(by Michael Ruhlman, guest blogger)
So Bourdain is trapped in Lebanon. I learned about this via egullet which had this nypost page six item. I do regret he and his great zeropintzero crew are stranded and hope for their quick safe return (they all seemed to feel pretty safe—haven’t been able to reach Tony or Grillbitch by email or phone), but what stuck in my tooth a day after reading, was the “celebrity chef” tag. I’ve been thinking about this knee jerk response a lot recently. We’ve really got to get past this. It’s an embarrassment to the chefs and an unintentional embarrassment to anyone to whom it means something good.
What is a celebrity chef? They don’t cook anymore. They don’t expedite. They put on jackets for photo shoots. Their hands are soft and smooth, their wrists and forearms are unblemished. This is not a criticism (as for so many people it seems to be). Tony is the first to admit it. He worked hard in kitchens for half his life, managed also to write a really good book, and then he went on to a second career, lots more writing and good television shows.
Why do we have to use celebrity chef? We don’t call Wynton Marsalis the celebrity musician. We don’t refer to Annika Sorenstam as the celebrity golfer, we don’t say celebrity actor and we don’t say celebrity celebrity, though surely there are those, someone who’s famous only for being famous. As far as chefs go, are we calling them celebrity chefs to indicate they don’t cook anymore? We should consider this.
I write about chefs in the age of the “celebrity chef” in Reach of a Chef. And at the end of the book I sit down with Thomas Keller, a friend with whom I’ve collaborated on two cookbooks, and he said these surprising words: “I’m not a chef anymore, and it breaks my heart.”
This is one of America’s peculiar gifts: To embrace people so hard that they cease to be able to do the work that made them famous in the first place.
What exactly are the criteria for being a celebrity chef?

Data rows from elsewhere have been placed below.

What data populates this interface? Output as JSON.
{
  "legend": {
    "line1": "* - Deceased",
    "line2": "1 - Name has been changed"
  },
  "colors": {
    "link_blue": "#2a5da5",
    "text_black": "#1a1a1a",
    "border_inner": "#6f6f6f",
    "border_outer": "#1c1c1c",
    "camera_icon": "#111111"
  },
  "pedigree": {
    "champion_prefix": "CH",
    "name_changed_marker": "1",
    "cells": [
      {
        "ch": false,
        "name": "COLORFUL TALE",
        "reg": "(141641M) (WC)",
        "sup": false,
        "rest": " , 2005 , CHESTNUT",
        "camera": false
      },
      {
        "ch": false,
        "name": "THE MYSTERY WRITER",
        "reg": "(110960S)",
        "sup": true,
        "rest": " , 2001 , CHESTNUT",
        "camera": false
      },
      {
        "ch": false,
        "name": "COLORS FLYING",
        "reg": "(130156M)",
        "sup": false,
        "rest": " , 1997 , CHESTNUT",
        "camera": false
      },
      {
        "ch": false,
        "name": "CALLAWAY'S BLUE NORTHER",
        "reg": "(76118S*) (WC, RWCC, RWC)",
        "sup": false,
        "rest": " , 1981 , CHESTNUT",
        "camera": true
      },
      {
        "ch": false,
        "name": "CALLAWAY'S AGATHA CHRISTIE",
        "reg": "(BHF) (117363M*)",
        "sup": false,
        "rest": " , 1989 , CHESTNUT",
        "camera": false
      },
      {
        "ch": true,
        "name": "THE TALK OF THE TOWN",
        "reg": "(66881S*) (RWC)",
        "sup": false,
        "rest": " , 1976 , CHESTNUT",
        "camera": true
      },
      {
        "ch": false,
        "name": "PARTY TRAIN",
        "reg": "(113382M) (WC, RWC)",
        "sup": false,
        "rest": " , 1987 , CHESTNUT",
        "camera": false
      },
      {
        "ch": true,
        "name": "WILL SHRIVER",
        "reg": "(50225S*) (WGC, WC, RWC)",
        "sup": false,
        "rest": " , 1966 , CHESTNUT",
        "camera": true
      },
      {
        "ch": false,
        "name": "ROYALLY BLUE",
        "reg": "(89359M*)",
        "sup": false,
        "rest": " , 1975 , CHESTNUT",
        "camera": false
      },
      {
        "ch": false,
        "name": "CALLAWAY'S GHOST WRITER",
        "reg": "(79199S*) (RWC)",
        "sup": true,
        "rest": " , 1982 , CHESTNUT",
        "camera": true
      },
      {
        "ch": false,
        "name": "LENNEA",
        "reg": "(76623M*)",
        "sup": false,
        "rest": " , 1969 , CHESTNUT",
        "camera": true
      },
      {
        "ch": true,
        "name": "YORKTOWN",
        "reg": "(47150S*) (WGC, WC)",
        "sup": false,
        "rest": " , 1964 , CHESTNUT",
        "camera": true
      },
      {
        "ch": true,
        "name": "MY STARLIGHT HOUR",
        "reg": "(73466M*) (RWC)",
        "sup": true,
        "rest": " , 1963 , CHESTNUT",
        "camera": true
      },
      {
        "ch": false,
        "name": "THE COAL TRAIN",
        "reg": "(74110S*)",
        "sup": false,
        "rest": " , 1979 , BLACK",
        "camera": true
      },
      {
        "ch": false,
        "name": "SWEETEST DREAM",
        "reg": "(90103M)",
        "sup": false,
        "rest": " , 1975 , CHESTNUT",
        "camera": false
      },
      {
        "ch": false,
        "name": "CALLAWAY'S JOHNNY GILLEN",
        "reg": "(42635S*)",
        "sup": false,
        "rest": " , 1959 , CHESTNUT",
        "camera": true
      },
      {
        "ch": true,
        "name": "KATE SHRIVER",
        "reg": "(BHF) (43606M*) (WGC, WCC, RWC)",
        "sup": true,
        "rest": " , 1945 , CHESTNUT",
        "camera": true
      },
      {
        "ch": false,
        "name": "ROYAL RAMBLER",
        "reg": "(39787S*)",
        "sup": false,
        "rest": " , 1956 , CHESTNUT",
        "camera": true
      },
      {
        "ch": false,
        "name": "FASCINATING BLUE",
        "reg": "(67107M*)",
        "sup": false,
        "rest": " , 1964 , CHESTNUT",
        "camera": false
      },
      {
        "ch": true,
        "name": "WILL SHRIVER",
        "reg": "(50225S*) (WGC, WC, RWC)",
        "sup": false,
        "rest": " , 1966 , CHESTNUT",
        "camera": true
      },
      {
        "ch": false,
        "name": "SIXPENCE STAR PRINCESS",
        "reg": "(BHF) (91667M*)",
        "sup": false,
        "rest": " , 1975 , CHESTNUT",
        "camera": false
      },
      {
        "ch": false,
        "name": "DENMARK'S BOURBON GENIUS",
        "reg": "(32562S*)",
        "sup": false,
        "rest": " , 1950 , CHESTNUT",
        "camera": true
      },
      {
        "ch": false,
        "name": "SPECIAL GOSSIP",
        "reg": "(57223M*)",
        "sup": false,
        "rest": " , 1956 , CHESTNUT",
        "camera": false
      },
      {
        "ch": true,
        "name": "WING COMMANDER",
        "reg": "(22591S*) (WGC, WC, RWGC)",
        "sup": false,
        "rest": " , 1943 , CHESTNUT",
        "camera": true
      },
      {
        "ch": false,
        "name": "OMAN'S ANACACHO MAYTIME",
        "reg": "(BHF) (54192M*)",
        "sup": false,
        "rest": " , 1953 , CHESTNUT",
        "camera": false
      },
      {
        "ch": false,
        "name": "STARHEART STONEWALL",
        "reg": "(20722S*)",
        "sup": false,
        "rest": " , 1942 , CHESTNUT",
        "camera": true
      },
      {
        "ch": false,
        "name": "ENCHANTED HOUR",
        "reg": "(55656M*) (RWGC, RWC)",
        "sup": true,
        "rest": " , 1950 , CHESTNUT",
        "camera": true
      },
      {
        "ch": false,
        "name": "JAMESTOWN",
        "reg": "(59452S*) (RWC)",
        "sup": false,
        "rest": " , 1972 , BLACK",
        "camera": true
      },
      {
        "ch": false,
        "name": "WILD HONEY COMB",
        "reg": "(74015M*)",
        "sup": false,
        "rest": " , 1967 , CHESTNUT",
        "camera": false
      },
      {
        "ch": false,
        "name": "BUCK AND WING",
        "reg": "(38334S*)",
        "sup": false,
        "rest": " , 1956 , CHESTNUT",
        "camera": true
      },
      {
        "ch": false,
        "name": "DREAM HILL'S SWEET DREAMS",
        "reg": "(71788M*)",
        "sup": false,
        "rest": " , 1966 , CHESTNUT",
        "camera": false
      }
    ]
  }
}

Here’s the wikipedia definition (it’s heavily reliant on the work of Juliette Rossant, citing her–she even has her own wikipedia page; sadly I do not—as well as her book called Superchef and her blog of that name…interesting…I wonder why it doesn’t cite, say, the work of Page and Dornenberg who wrote Becoming a Chef, the first book that meaningfully addressed chefs as they moved into the realm of celebrity…hmmm, a bit of a marketing effort from the camp of Ms. Rossant?).

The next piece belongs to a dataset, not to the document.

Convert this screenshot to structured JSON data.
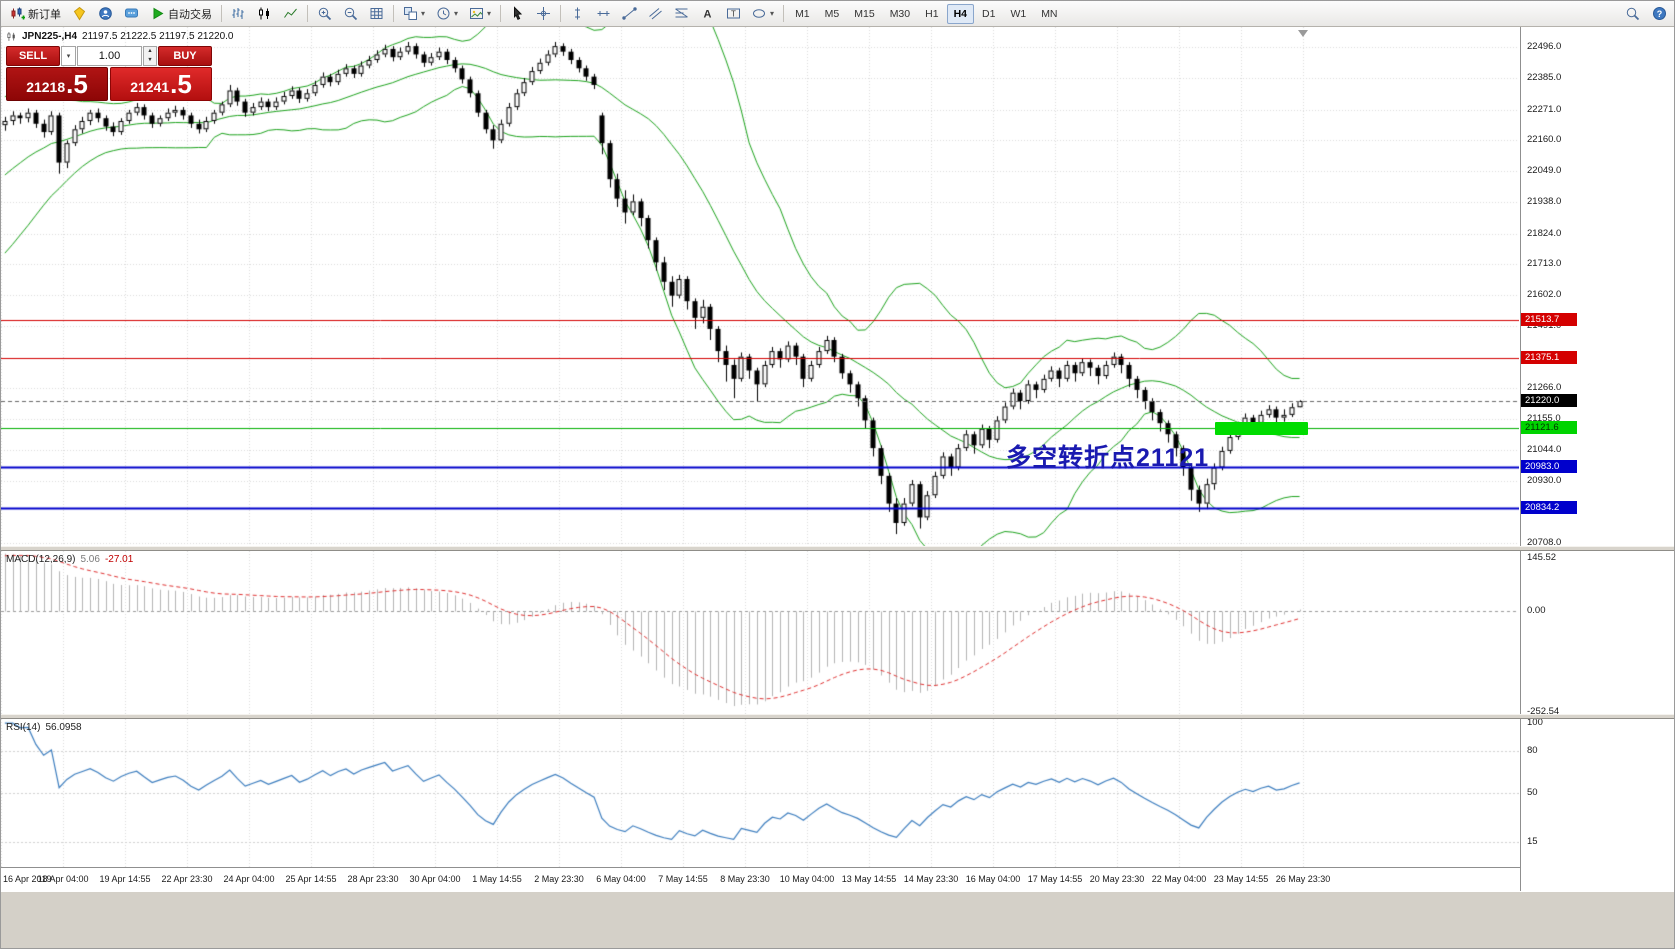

My favorite “celebrity chef” is Cat Cora who, when I was interviewing her for an article on chef branding told me point blank, and with refreshing candor, “It’s something I’ve wanted all my life. To have the fame. Without beating around the bush, that’s the bottom line.” And she’s succeeding—she’s never owned a restaurant or been its executive chef, I believe, though she did run a kitchen at one point and cooked in numerous high end places I’m sure (not a single restaurant is listed on her Wikipedia page)—but she’s famous, often on Regis, the only female iron chef, etc. Being a working chef was once a prerequisite for being a famous chef during the 1990s, but that’s changing. Now you don’t even need a restaurant. You need what they call in the branding biz “a platform.”
Of course, the most famous of the professional cooks got that way by being good on TV, which is the best kind of platform there is.
I think we, and especially the media, should make a clear distinction. A celebrity chef is a chef who no longer cooks (or maybe never did cook). If they’re still cooking, then their working title should be used. If they don’t cook anymore or are just famous for it, then they should be called a “celebrity chef”—that truly would mean something.